Gela – Non si placa l’ondata di polemiche sul tema delle compensazioni ENI che da qualche giorno ha ravvivatp il piatto clima del piccolo mondo politico gelese. Si litiga a colpi di comunicati stampa e gli argomenti sono si, le esigenze del territorio, ma spesso le pecche degli altri. Oggi torna a parlare Miguel Donegani segretario regionale PeR.
“Viene fuori un situazione preoccupante e non solo sul piano politico. Che sta assumendo i criteri di un sistema.
Fa quasi sorridere vedere alleati che si attaccano tra loro, mentre governano insieme e condividono scelte e responsabilità. Ancora più paradossale è assistere a lezioni di moralità tra forze politiche che a Gela amministrano da due anni una coalizione strana, innaturale e incoerente.
I cittadini vedono il campo progressista attaccare il centrodestra, mentre nello stesso tempo governa insieme ad esso, con il sostegno di PD, M5S, civici e componenti dello stesso centrodestra.
E c’è anche un centrodestra che attacca sé stesso, non ricordando di avere in giunta a Gela una forza politica che esprime assessori regionali nel governo Schifani, e con una maggioranza che aspirava persino ad avere un proprio assessore gelese nel governo regionale.
Noi siamo gli unici a poter parlare liberamente, senza ambiguità e senza convenienze politiche. E continueremo a farlo, come abbiamo sempre fatto.
Serve chiarezza. Serve coerenza. Serve serietà.
Le compensazioni non sono strumenti di propaganda né risorse da utilizzare con leggerezza: sono risorse della città, nate come ristoro per un territorio che ha pagato un prezzo altissimo in termini ambientali, sanitari e di sviluppo mancato.
Su questo la nostra posizione è chiara da sempre: serve una linea politica netta, coerente e coraggiosa.
Riteniamo che iniziative culturali ed eventi siano importanti e necessari, ma non possono essere finanziati con le compensazioni. Noi, nei prossimi giorni, indicheremo all’amministrazione una strada concreta per intercettare risorse destinate agli eventi. Ma i soldi delle compensazioni non si toccano.
Sulle royalties si è già sbagliato. Non permetteremo che le risorse dei gelesi diventino il bancomat di qualche assessorato.
Oggi ci sono priorità vere: viabilità, infrastrutture, sport, servizi e sviluppo. È lì che devono essere indirizzate queste risorse.
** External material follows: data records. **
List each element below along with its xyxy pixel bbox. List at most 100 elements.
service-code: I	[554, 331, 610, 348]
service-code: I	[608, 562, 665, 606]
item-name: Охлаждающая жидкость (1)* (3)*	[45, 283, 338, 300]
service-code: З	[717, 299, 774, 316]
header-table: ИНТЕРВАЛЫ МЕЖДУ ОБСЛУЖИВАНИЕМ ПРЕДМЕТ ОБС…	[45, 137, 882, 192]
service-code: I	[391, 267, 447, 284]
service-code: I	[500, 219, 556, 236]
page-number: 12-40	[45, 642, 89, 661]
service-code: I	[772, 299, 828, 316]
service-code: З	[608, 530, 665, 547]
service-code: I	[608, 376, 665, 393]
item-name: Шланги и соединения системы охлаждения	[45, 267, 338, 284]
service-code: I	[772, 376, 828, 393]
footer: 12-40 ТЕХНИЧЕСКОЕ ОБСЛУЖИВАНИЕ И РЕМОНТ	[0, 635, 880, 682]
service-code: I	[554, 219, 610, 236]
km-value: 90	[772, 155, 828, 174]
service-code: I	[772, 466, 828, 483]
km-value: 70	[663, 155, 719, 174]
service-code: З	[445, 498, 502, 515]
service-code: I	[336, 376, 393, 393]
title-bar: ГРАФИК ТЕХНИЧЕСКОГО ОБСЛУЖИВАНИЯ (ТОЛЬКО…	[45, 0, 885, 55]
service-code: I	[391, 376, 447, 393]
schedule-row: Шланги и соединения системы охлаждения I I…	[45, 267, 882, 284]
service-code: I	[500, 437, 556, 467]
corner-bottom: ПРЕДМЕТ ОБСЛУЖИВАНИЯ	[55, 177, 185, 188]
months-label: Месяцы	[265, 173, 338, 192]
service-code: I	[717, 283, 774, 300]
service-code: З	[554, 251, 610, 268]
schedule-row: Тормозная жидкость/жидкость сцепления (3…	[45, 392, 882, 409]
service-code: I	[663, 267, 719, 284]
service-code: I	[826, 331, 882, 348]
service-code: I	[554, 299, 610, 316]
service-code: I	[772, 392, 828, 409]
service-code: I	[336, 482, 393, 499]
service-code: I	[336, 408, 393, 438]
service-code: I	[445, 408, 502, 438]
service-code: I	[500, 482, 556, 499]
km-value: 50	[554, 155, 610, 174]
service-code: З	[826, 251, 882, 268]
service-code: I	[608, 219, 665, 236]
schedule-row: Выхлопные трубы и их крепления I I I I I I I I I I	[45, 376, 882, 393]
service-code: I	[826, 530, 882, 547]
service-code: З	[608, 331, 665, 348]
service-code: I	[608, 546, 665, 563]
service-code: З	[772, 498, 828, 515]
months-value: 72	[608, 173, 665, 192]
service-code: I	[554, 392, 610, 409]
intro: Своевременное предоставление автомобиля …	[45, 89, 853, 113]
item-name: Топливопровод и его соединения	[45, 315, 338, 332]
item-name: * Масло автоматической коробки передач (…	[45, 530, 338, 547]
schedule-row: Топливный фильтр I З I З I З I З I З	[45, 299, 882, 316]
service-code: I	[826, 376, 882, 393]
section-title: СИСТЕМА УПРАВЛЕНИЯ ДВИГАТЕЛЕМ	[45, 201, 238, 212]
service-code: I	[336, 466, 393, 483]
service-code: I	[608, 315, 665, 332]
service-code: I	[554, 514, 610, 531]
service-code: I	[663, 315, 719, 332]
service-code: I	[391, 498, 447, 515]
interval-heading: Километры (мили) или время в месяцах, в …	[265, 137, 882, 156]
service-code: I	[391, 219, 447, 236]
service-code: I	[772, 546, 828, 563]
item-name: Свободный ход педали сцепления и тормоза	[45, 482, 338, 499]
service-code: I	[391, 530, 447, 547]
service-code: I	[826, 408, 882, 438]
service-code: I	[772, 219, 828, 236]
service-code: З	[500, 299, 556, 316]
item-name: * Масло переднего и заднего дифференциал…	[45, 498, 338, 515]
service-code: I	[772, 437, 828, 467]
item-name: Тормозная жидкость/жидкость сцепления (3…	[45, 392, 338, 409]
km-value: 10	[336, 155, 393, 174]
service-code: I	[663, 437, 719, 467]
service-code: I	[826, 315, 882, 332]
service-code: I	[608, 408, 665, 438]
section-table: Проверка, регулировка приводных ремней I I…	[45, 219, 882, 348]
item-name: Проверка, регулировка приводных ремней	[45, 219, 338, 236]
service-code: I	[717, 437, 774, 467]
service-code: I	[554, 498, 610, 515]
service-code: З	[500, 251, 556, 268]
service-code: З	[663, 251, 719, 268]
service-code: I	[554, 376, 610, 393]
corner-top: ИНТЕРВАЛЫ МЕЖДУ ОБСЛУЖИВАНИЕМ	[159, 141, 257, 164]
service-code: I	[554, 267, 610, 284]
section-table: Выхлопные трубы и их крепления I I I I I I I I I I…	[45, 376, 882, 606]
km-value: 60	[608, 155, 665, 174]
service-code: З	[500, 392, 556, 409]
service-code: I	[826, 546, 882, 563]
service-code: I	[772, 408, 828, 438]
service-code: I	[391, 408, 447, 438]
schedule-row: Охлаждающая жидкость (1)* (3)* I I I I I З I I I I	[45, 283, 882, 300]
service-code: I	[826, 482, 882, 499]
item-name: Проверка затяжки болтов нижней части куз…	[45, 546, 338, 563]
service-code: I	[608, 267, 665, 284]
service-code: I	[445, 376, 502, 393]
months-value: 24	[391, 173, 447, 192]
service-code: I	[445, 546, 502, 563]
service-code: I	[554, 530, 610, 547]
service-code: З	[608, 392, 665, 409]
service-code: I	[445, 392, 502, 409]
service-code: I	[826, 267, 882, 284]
Se non ci sarà l’umiltà di ascoltare, e capire gli errori politici che si stanno compiendo, andremo fino in fondo e nelle sedi opportune per garantire i diritti dei gelesi. Perché nessuno può pensare che i soldi delle compensazioni di una città possano essere gestiti come un semplice bilancio condominiale. Si sta esagerando! Fermatevi!
Ne parleremo nel dettaglio nel nostro appuntamento “Il Punto senza Filtri” del venerdì alle 18. Nei prossimi giorni, in conferenza stampa, presenteremo la nostra analisi e le nostre proposte.
Sulla situazione politica locale, definire tutto questo “imbarazzante” è persino riduttivo.
La coerenza non si racconta: si pratica.
E il coraggio delle decisioni vale più di ogni comunicato stampa”.